Professor Marston and the Wonder Women Movie Dies
I was looking forward to seeing Professor Marston and the Wonder Women, the movie that opened Friday about the guy who created Wonder Woman and his unusual family life. Then a few things happened.
The movie did not do at all well. According to Tom Flinn, it “crashed and burned, averaging just $600 per screen in 1,229 theaters.” That only adds up to about $737,000. Perhaps it should have had a more indie-movie-style rollout instead of going to over a thousand screens? The NY Times thought “Critical applause may help the film… to find a video-on-demand audience.”
Plus, Marston’s granddaughter Christie started speaking out against the movie. Apparently the film portrays the adult relationships as polyamorous, which is a matter of some debate. She tweeted, calling it “fiction”
— Christie Marston (@ChristieMarston) October 14, 2017
and gave an interview that goes into more detail about how the film’s writer/director, Angela Robinson, didn’t contact the family.
So it seems that if you want to see this film, you should do it soon.
For another point of view, here’s one from a critic I respect:
Ignore the terrible headline.
It comes across as lukewarm, but overall it is positive. Here’s a representative comment:
“So as you watch this movie about this extraordinary menage from Lepore’s book, you’ll find it smart, witty, sexy, and kinky but also preachy and self-righteous before it finally settles into being sentimental and moving at the end.”
I’m late to the party, I know, but I do hope you ended up taking the time to watch the movie, Johanna.
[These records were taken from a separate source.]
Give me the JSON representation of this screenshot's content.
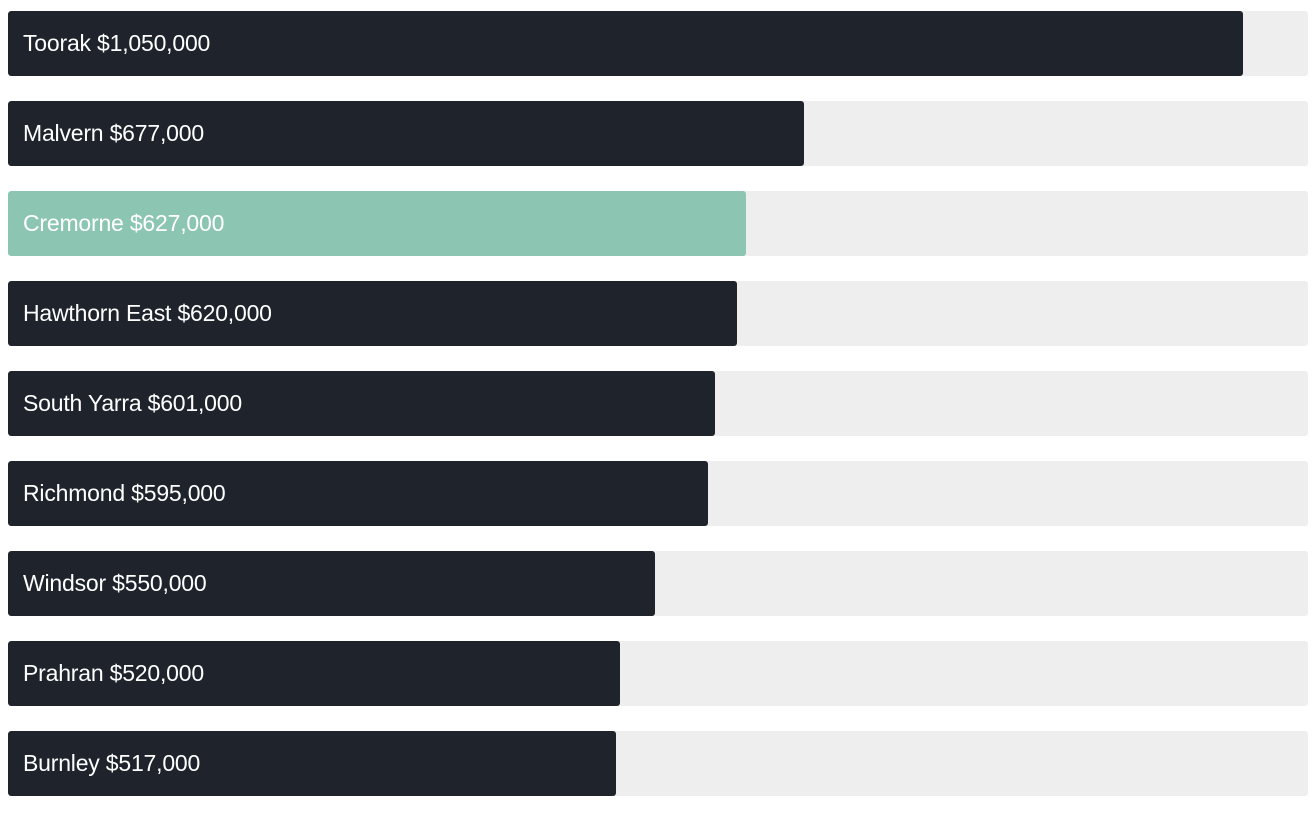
{
  "chart_data": {
    "type": "bar",
    "orientation": "horizontal",
    "categories": [
      "Toorak",
      "Malvern",
      "Cremorne",
      "Hawthorn East",
      "South Yarra",
      "Richmond",
      "Windsor",
      "Prahran",
      "Burnley"
    ],
    "values": [
      1050000,
      677000,
      627000,
      620000,
      601000,
      595000,
      550000,
      520000,
      517000
    ],
    "labels": [
      "Toorak $1,050,000",
      "Malvern $677,000",
      "Cremorne $627,000",
      "Hawthorn East $620,000",
      "South Yarra $601,000",
      "Richmond $595,000",
      "Windsor $550,000",
      "Prahran $520,000",
      "Burnley $517,000"
    ],
    "highlighted": "Cremorne",
    "xlim": [
      0,
      1105000
    ],
    "grid": false,
    "colors": {
      "bar": "#1f242c",
      "highlight": "#8dc5b3",
      "track": "#eeeeee",
      "label": "#ffffff"
    }
  }
}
I’m not in the position to say whether the protagonists’ relationship “in real life” was a triad, two separate male-female pairings, or something else.
I’ll just say that- no disrespect intended towards Christie Marston- the only people who knew the truth about the family’s dynamic are long dead. While we should certainly view the events portrayed in the movie with a huge grain of salt, I’d consider the grandchild to be an observer with an agenda too, not an impartial arbiter of her grandparents decades after their passing.
In any event, I thought the movie was well worth a couple hours of my time, whether or not the comic book burning happened before or after Marston’s death, or whether the two female characters were “sisters,” “lovers,” or “sister-lovers.” If you didn’t see it in the theater, I hope you will when it eventually makes it to some streaming service
Thanks for your multiple articles on the movie. I’m glad I came here and read them.
Unfortunately, I didn’t have a chance to get out to it, and it’s no longer playing, but it’s definitely a movie I want to catch on video. Glad to hear you enjoyed it, and you make a valid point about everyone having different motivations.